We are still going to need you (hell, we’ve always needed you). Who doesn’t need an ally—a co-conspirator in times of war? Yes, this is war for us…a constant battle, make no mistake about it. Every day is a fight to exist when you’re Black in America. Can you imagine waking up everyday and along with everything else you have to do, you also have to validate and affirm your very existence? In the boardroom, behind the desk, on the bus stop, at the corner store where we spend money daily, walking down the street, in the classroom, getting some air with your family at the park, jogging, hustling, sitting, standing, driving, talking, breathing… 

We never get a break from this reality. We don’t get to change the hashtags. So, when the next news topic comes roaring in, now, like us, you can’t just move on.

You will never be able to be silent about White privilege and/or racism ever again. That is one of the social shifts that is so pivotal in this moment. You are finally being held accountable for your silent compliance. You can’t run from the call—you can’t ignore what you have always known to be a violation of our basic human rights and then say you are not a racist—not anymore. We will not allow it. We’ve had enough of your silence while you invite us over to have dinner at your table. You are either doing anti-racist work or you are a racist.

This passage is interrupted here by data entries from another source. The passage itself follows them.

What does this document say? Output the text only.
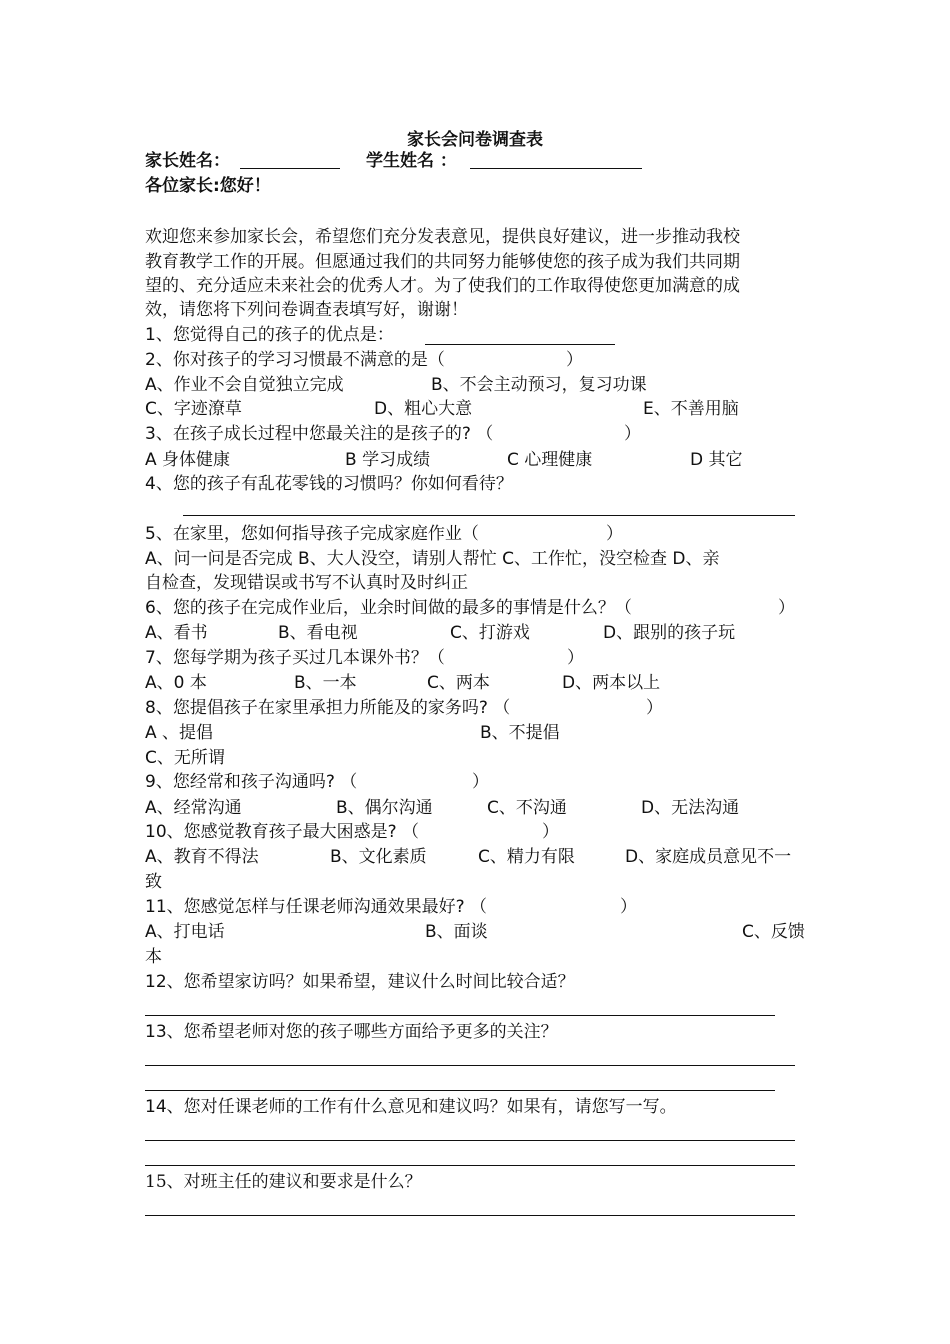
家长会问卷调查表
家长姓名：	学生姓名 ：
各位家长:您好！
欢迎您来参加家长会，希望您们充分发表意见，提供良好建议，进一步推动我校
教育教学工作的开展。但愿通过我们的共同努力能够使您的孩子成为我们共同期
望的、充分适应未来社会的优秀人才。为了使我们的工作取得使您更加满意的成
效，请您将下列问卷调查表填写好，谢谢！
1、您觉得自己的孩子的优点是：
2、你对孩子的学习习惯最不满意的是（	）
A、作业不会自觉独立完成	B、不会主动预习，复习功课
C、字迹潦草	D、粗心大意	E、不善用脑
3、在孩子成长过程中您最关注的是孩子的? （	）
A 身体健康	B 学习成绩	C 心理健康	D 其它
4、您的孩子有乱花零钱的习惯吗？你如何看待？
5、在家里，您如何指导孩子完成家庭作业（	）
A、问一问是否完成 B、大人没空，请别人帮忙 C、工作忙，没空检查 D、亲
自检查，发现错误或书写不认真时及时纠正
6、您的孩子在完成作业后，业余时间做的最多的事情是什么？（	）
A、看书	B、看电视	C、打游戏	D、跟别的孩子玩
7、您每学期为孩子买过几本课外书？（	）
A、0 本	B、一本	C、两本	D、两本以上
8、您提倡孩子在家里承担力所能及的家务吗? （	）
A 、提倡	B、不提倡
C、无所谓
9、您经常和孩子沟通吗? （	）
A、经常沟通	B、偶尔沟通	C、不沟通	D、无法沟通
10、您感觉教育孩子最大困惑是? （	）
A、教育不得法	B、文化素质	C、精力有限	D、家庭成员意见不一
致
11、您感觉怎样与任课老师沟通效果最好? （	）
A、打电话	B、面谈	C、反馈
本
12、您希望家访吗？如果希望，建议什么时间比较合适？
13、您希望老师对您的孩子哪些方面给予更多的关注？
14、您对任课老师的工作有什么意见和建议吗？如果有，请您写一写。
15、对班主任的建议和要求是什么？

Our lives matter whether we are marching or trending. So, find the book recommendation lists, get to reading. Listen to your Black friends, colleagues, associates, and those who are impacted by systemic racism everyday. Learn about anti-racist work and how to be an anti-racist warrior everyday,  because the fight for justice didn’t just begin in 2020, and it is far from over. And your silence is no longer acceptable.